With the Android Pie update, Google is bringing a host of new features and improvements that aim to bump up the experience for eligible users across the world. It’s also more secure in the present and contains a fix to a security flaw that was present on older Android versions. However, this is a security flaw that needs to be catered to immediately as it leaves billions of devices at risk from hackers.
According to a report from NightWatch Cybersecurity, all Android version older than Android 9 Pie contains a security flaw, named CVE-2018-9489, which can be used by any third-party app to "uniquely identify and track any Android device" and also to "geolocate users". The flaw allows apps to ignore permissions and get access to information found in system broadcasts such as the Wi-Fi network name, MAC address, local IP addresses, BSSID and DNS server information.
Any app with an unrestricted access to these parameters can help someone with malicious intentions to locate a device remotely and steal data, without even letting the user know about it. Google was informed of the issue and it eventually got fixed with the latest version of Android 9 Pie.

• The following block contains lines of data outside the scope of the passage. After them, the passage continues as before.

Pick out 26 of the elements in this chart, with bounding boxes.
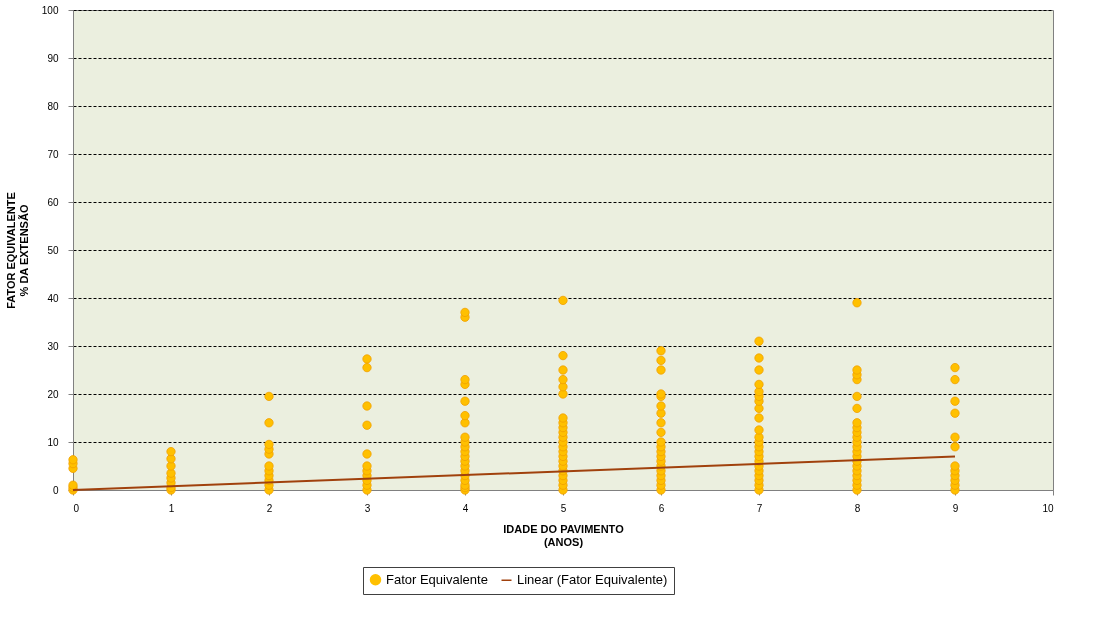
x-tick-label: 3: [364, 502, 371, 514]
x-tick-label: 6: [658, 502, 665, 514]
y-tick-label: 20: [47, 388, 59, 400]
y-tick-label: 0: [52, 484, 59, 496]
x-tick-label: 1: [168, 502, 175, 514]
x-axis-title: IDADE DO PAVIMENTO (ANOS): [503, 522, 625, 548]
y-axis-title: FATOR EQUIVALENTE % DA EXTENSÃO: [4, 192, 30, 309]
y-tick-label: 50: [47, 244, 59, 256]
y-tick-label: 90: [47, 52, 59, 64]
legend-label: Fator Equivalente: [386, 571, 488, 587]
x-tick-label: 0: [73, 502, 80, 514]
x-tick-label: 8: [854, 502, 861, 514]
x-tick-label: 9: [952, 502, 959, 514]
x-tick-label: 2: [266, 502, 273, 514]
x-tick-label: 7: [756, 502, 763, 514]
y-tick-label: 10: [47, 436, 59, 448]
y-tick-label: 40: [47, 292, 59, 304]
y-tick-label: 30: [47, 340, 59, 352]
x-tick-label: 10: [1042, 502, 1054, 514]
legend-label: Linear (Fator Equivalente): [517, 572, 668, 588]
y-tick-label: 70: [47, 148, 59, 160]
x-tick-label: 4: [462, 502, 469, 514]
y-tick-label: 60: [47, 196, 59, 208]
y-tick-label: 80: [47, 100, 59, 112]
y-tick-label: 100: [41, 4, 59, 16]
x-tick-label: 5: [560, 502, 567, 514]
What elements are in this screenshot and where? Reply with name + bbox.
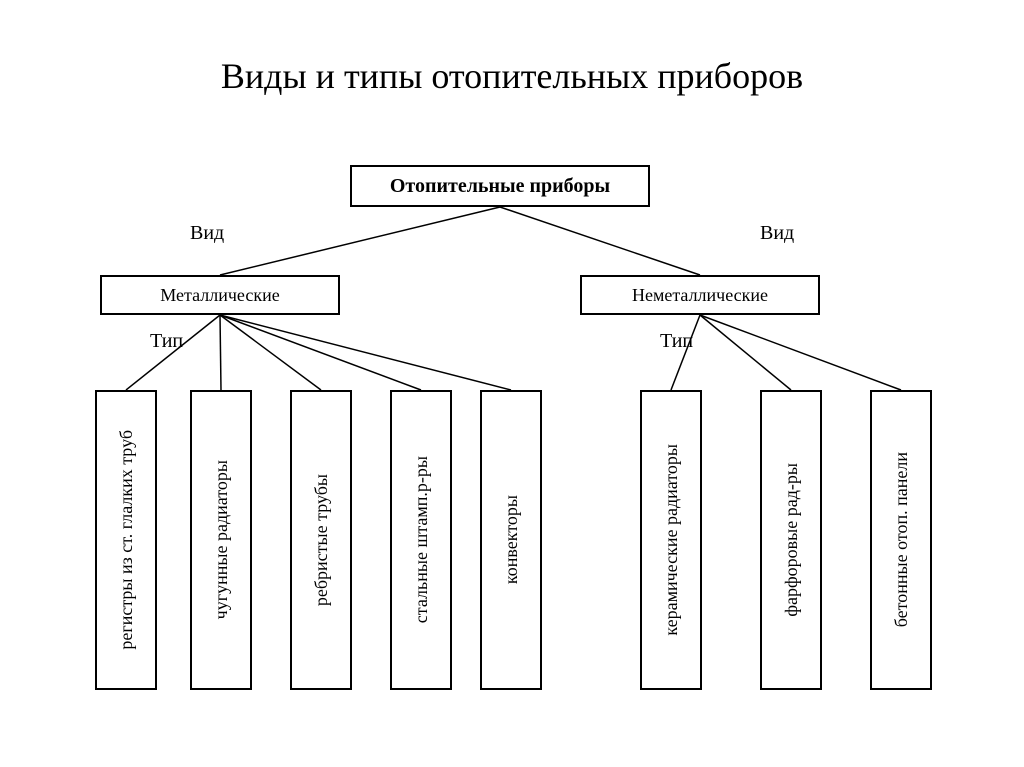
leaf-label: чугунные радиаторы <box>211 460 232 619</box>
root-node: Отопительные приборы <box>350 165 650 207</box>
diagram-canvas: Виды и типы отопительных приборов Отопит… <box>0 0 1024 767</box>
category-node-left: Металлические <box>100 275 340 315</box>
leaf-node: стальные штамп.р-ры <box>390 390 452 690</box>
leaf-label: конвекторы <box>501 495 522 584</box>
leaf-node: чугунные радиаторы <box>190 390 252 690</box>
category-node-right-label: Неметаллические <box>632 285 768 306</box>
leaf-node: регистры из ст. глалких труб <box>95 390 157 690</box>
leaf-label: стальные штамп.р-ры <box>411 456 432 623</box>
leaf-label: фарфоровые рад-ры <box>781 463 802 617</box>
label-vid-right: Вид <box>760 222 794 245</box>
leaf-label: керамические радиаторы <box>661 444 682 636</box>
page-title: Виды и типы отопительных приборов <box>0 55 1024 97</box>
leaf-node: ребристые трубы <box>290 390 352 690</box>
label-vid-left: Вид <box>190 222 224 245</box>
label-tip-left: Тип <box>150 330 183 353</box>
leaf-node: конвекторы <box>480 390 542 690</box>
leaf-label: ребристые трубы <box>311 474 332 606</box>
label-tip-right: Тип <box>660 330 693 353</box>
category-node-left-label: Металлические <box>160 285 279 306</box>
leaf-label: бетонные отоп. панели <box>891 452 912 627</box>
leaf-label: регистры из ст. глалких труб <box>116 430 137 650</box>
root-node-label: Отопительные приборы <box>390 175 610 198</box>
leaf-node: керамические радиаторы <box>640 390 702 690</box>
leaf-node: фарфоровые рад-ры <box>760 390 822 690</box>
leaf-node: бетонные отоп. панели <box>870 390 932 690</box>
category-node-right: Неметаллические <box>580 275 820 315</box>
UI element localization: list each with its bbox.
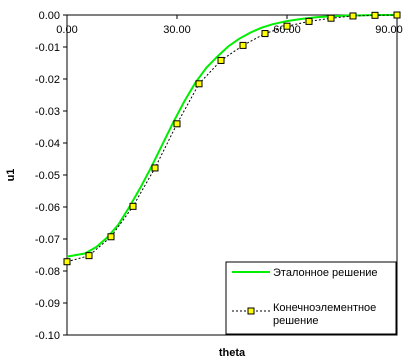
data-point-fem <box>305 17 313 25</box>
series-line-fem <box>66 14 398 263</box>
x-axis-title: theta <box>219 347 246 359</box>
y-tick-label: -0.02 <box>35 74 60 86</box>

However, the problem is that Android 9 Pie is presently running on a total of less than 0.01 per cent of smartphones across the world. Only the Google Pixel series and Essential’s PH-1 are running on Pie, thereby offering the security from this bug. However, billions of Android devices are still running on older versions of Android, with no plans of a majority of them being upgraded to the newer OS anytime soon. The report says that Google is in no mood to fix the issue for older Android versions, thereby leaving almost the entire Android universe vulnerable to a deadly flaw.